Presenting to an audience is daunting. All the seasoned speakers we've worked with admit they still get stressed about presenting to large audiences. During a stressful talk it's easy to slip into bad habits.
We've put together this top 5 list - avoid these and you're doing well!
The number one mistake made by speakers is to rush. We're stressed, we're worried the audience are not interested, we rush to the end.
When talking with friends, or in a small room, people can understand fast speech. But in a large space, with the problems of echos, sound systems, accents and strangers, you need to slow down. During our YC Demo Day prep Paul Graham had a great measure for the correct speed, "If it's so slow you feel uncomfortable, that's about right".
Top tip from Michael Webb: 'Put markers of what time you should be at in the text. 5 mins, 10 mins, 15 mins. That way on your watch you can easily tell if you've sped up, talk a calm breath, and slow down'
At English weddings, it's almost expected you'll start your speech with a joke about how bad a speaker you are. People worry they'll disappoint an audience, they try to preempt with an admission of their inexperience.
Starting with an apology deflates the audience. It sets the scene for them to have a bad time. People are listening to you to enjoy themselves, to learn something. Therefore start with positivity!
Write a short starting paragraph and stick to it. Begin by explaining you're excited to be there, that you cannot wait to share your talk with them, let the audience know there is something good in store.
Sometimes speakers begin by telling the audience "I'll speak for five minutes, then go to questions" - it instantly lets the audience down. Your listeners have travelled to be with you because they want to hear your ideas, your stories. They are excited to hear the things you think are important, and to hear the stories you really want to share. Going to questions quickly is the same as saying "I didn't think it was worthwhile preparing a talk for you".

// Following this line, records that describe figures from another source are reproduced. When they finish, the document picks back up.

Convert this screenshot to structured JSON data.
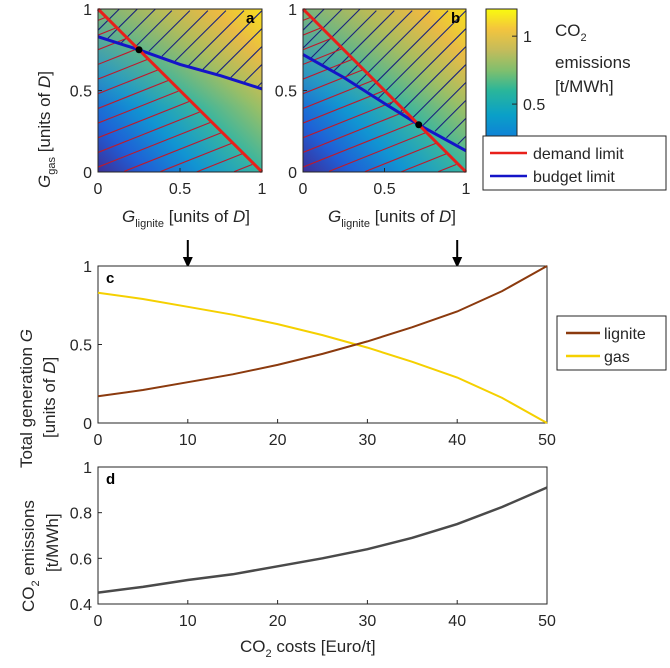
{
  "panels": {
    "a": {
      "letter": "a",
      "eq_lignite": 0.25,
      "eq_gas": 0.75
    },
    "b": {
      "letter": "b",
      "eq_lignite": 0.71,
      "eq_gas": 0.29
    },
    "c": {
      "letter": "c"
    },
    "d": {
      "letter": "d"
    }
  },
  "axes": {
    "G_main": "G",
    "gas_sub": "gas",
    "lignite_sub": "lignite",
    "units_D_prefix": " [units of ",
    "units_D_var": "D",
    "units_D_suffix": "]",
    "c_ylabel_line1_prefix": "Total generation ",
    "c_ylabel_line1_var": "G",
    "c_ylabel_line2_prefix": "[units of ",
    "c_ylabel_line2_var": "D",
    "c_ylabel_line2_suffix": "]",
    "d_ylabel_line1_pre": "CO",
    "d_ylabel_line1_sub": "2",
    "d_ylabel_line1_post": " emissions",
    "d_ylabel_line2": "[t/MWh]",
    "x_cost_pre": "CO",
    "x_cost_sub": "2",
    "x_cost_post": " costs [Euro/t]"
  },
  "colorbar": {
    "title_pre": "CO",
    "title_sub": "2",
    "line2": "emissions",
    "line3": "[t/MWh]",
    "ticks": [
      "0",
      "0.5",
      "1"
    ],
    "range": [
      0,
      1.2
    ]
  },
  "legend_top": [
    {
      "label": "demand limit",
      "color": "#e8201a"
    },
    {
      "label": "budget limit",
      "color": "#1414c8"
    }
  ],
  "legend_c": [
    {
      "label": "lignite",
      "color": "#8b3a0e"
    },
    {
      "label": "gas",
      "color": "#f5d000"
    }
  ],
  "arrows_at_cost": [
    10,
    40
  ],
  "chart_data": [
    {
      "type": "heatmap",
      "panel": "a",
      "xlabel": "G_lignite [units of D]",
      "ylabel": "G_gas [units of D]",
      "xlim": [
        0,
        1
      ],
      "ylim": [
        0,
        1
      ],
      "xticks": [
        "0",
        "0.5",
        "1"
      ],
      "yticks": [
        "0",
        "0.5",
        "1"
      ],
      "demand_limit": [
        [
          0,
          1
        ],
        [
          1,
          0
        ]
      ],
      "budget_limit": [
        [
          0,
          0.83
        ],
        [
          0.25,
          0.75
        ],
        [
          0.5,
          0.66
        ],
        [
          0.75,
          0.59
        ],
        [
          1,
          0.51
        ]
      ],
      "intersection": [
        0.25,
        0.75
      ]
    },
    {
      "type": "heatmap",
      "panel": "b",
      "xlabel": "G_lignite [units of D]",
      "ylabel": "",
      "xlim": [
        0,
        1
      ],
      "ylim": [
        0,
        1
      ],
      "xticks": [
        "0",
        "0.5",
        "1"
      ],
      "yticks": [
        "0",
        "0.5",
        "1"
      ],
      "demand_limit": [
        [
          0,
          1
        ],
        [
          1,
          0
        ]
      ],
      "budget_limit": [
        [
          0,
          0.72
        ],
        [
          0.25,
          0.58
        ],
        [
          0.5,
          0.42
        ],
        [
          0.71,
          0.29
        ],
        [
          1,
          0.13
        ]
      ],
      "intersection": [
        0.71,
        0.29
      ]
    },
    {
      "type": "line",
      "panel": "c",
      "xlabel": "",
      "ylabel": "Total generation G [units of D]",
      "xlim": [
        0,
        50
      ],
      "ylim": [
        0,
        1
      ],
      "xticks": [
        "0",
        "10",
        "20",
        "30",
        "40",
        "50"
      ],
      "yticks": [
        "0",
        "0.5",
        "1"
      ],
      "x": [
        0,
        5,
        10,
        15,
        20,
        25,
        30,
        35,
        40,
        45,
        50
      ],
      "series": [
        {
          "name": "lignite",
          "values": [
            0.17,
            0.21,
            0.26,
            0.31,
            0.37,
            0.44,
            0.52,
            0.61,
            0.71,
            0.84,
            1.0
          ]
        },
        {
          "name": "gas",
          "values": [
            0.83,
            0.79,
            0.74,
            0.69,
            0.63,
            0.56,
            0.48,
            0.39,
            0.29,
            0.16,
            0.0
          ]
        }
      ]
    },
    {
      "type": "line",
      "panel": "d",
      "xlabel": "CO2 costs [Euro/t]",
      "ylabel": "CO2 emissions [t/MWh]",
      "xlim": [
        0,
        50
      ],
      "ylim": [
        0.4,
        1
      ],
      "xticks": [
        "0",
        "10",
        "20",
        "30",
        "40",
        "50"
      ],
      "yticks": [
        "0.4",
        "0.6",
        "0.8",
        "1"
      ],
      "x": [
        0,
        5,
        10,
        15,
        20,
        25,
        30,
        35,
        40,
        45,
        50
      ],
      "series": [
        {
          "name": "",
          "values": [
            0.45,
            0.475,
            0.505,
            0.53,
            0.565,
            0.6,
            0.64,
            0.69,
            0.75,
            0.825,
            0.91
          ]
        }
      ]
    }
  ]
}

Question session can be valuable, but have many pitfalls. Questions may not be well thought out, can be long and confusing, or can even just stand to advertise the questioner. The speaker's experience is not often equalled by the questioners' thoughtfullness.
Have plenty of content to hand - either a crib list of good stories and ideas to share, or by fleshing out the content in advance
For your audience to enjoy your talk, you need to tell them something they feel is relevant to themselves. A common accolade for Shakespeare is that the emotions and moments within his writing resonate with millions of people, across every century.
Outside of speech delivery, relevancy is the next biggest pitfall. No matter how good your speech is, if people feel it's "not relevant to them" they will leave dissatisfied.
Some quick research will get you far! Look at the event list or promotion materials and spot what is common to the audience - are they all students? In a certain job? From a certain place? Do they have common aspirations?
Our final pitfall is reading rather than speaking. This often happens in university lectures: the presenter stands up, then lifelessly reads through their typed notes until the end of the section. One of my first university lecturers started by asking the audience "Why are you all here?", elaborating "Why get you all together when we could just send you the notes to read?". The audience silently strained to consider the curveball question. The lecturer answered himself, "You're here for a live performance. You're here for a memorable explanation and elaboration of the course."
The lecturer was completely right; When an audience has made the effort to come listen to you, it's because they believe your delivery will be entertaining, memorable, inspiring.
Keep a high level of energy and enthusiasm throughout your presentation. Practice giving it without reading any of the notes. Try and always throw in something new to keep it fresh and entertaining.